FacebookとTwitterは、世界人口の半数近くのユーザーを集めて以来、ユーザー数の伸び悩みに直面しているが、ここにきて、同プラットフォームを利用した組織的な嫌がらせや悪用といった行為の影響が表れ始めている。ユーザー数が減り続け、株価も急落しているのだ。
先週、決算期を迎えたソーシャルメディアに評価が下った。
始まりは、米国時間7月25日のFacebookによる第2四半期決算の発表だった。欧州のデイリーアクティブユーザー数が、2018年になって2億8200万人から2億7900万人に減少したという内容だ。米国とカナダは、利益の大きい広告市場だが、その2国でもユーザー数の伸びは止まっているという。折しも、Facebookは政治的干渉やデータ悪用を看過したとして、とどまるところを知らないスキャンダルを抱えている。比較的容易に安定した成長が見込めた時代は終わろうとしていることが、明らかになりつつあるのだ。

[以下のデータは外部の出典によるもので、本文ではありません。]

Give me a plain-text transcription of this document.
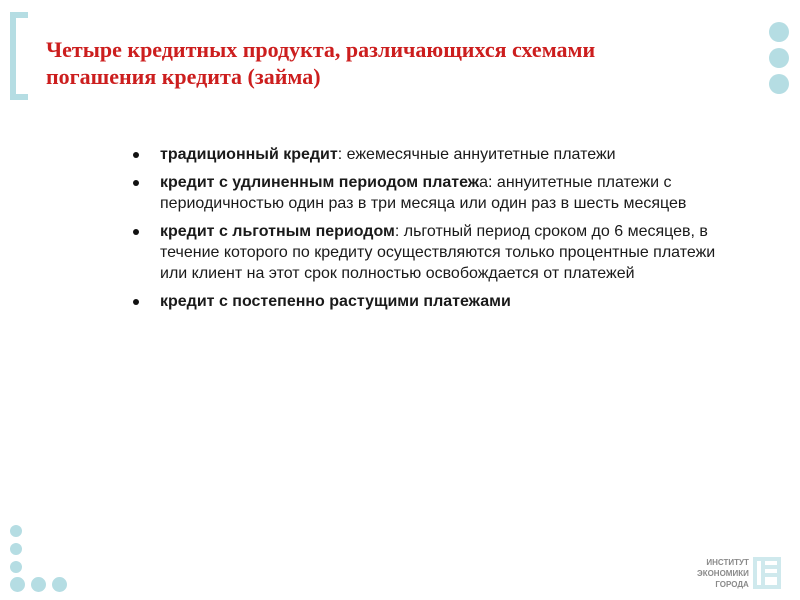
Четыре кредитных продукта, различающихся схемами
погашения кредита (займа)
традиционный кредит: ежемесячные аннуитетные платежи
кредит с удлиненным периодом платежа: аннуитетные платежи с периодичностью один раз в три месяца или один раз в шесть месяцев
кредит с льготным периодом: льготный период сроком до 6 месяцев, в течение которого по кредиту осуществляются только процентные платежи или клиент на этот срок полностью освобождается от платежей
кредит с постепенно растущими платежами
ИНСТИТУТ
ЭКОНОМИКИ
ГОРОДА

続く27日には、Twitterも第2四半期決算でユーザー数の減少を明らかにし、前四半期から月間ログイン数が3億3600万人から3億3500万人に減ったと発表した。原因の一部は、「プラットフォームの長期的な健全性」の向上を図っていることにある、というのがTwitterの主張だ。
ソーシャルメディアサイトの健全性と、私たちの生活や政治、文化への影響という厄介な問題を前に、ウォール街も懸念を表明せざるをえなくなったようである。
「セキュリティに大幅な投資を行っているため、収益には大きな影響が生じるだろう。Facebookにとって重大な年になる」。25日の電話会議で、Facebook最高経営責任者(CEO)のMark Zuckerberg氏はこう語った。
そして、このようなプラットフォームに自己管理が求められていることを考えると、この流れは2018年だけでは終わらない可能性がある。
「この(不健全な要素を取り除く)作業は、終わらないことも考えられる。終点はないからだ」。TwitterのCEO、Jack Dorsey氏は、27日にこう話している。
ウォール街でも明らかに混乱が生じている。26日には、Facebookの市場価値が、米国の上場企業としては史上最大となる約1200億ドル(約13兆円)という下げ幅を記録した。翌27日になると、Twitterも決算内容の発表後に株価が17%以上下落したと報じられている。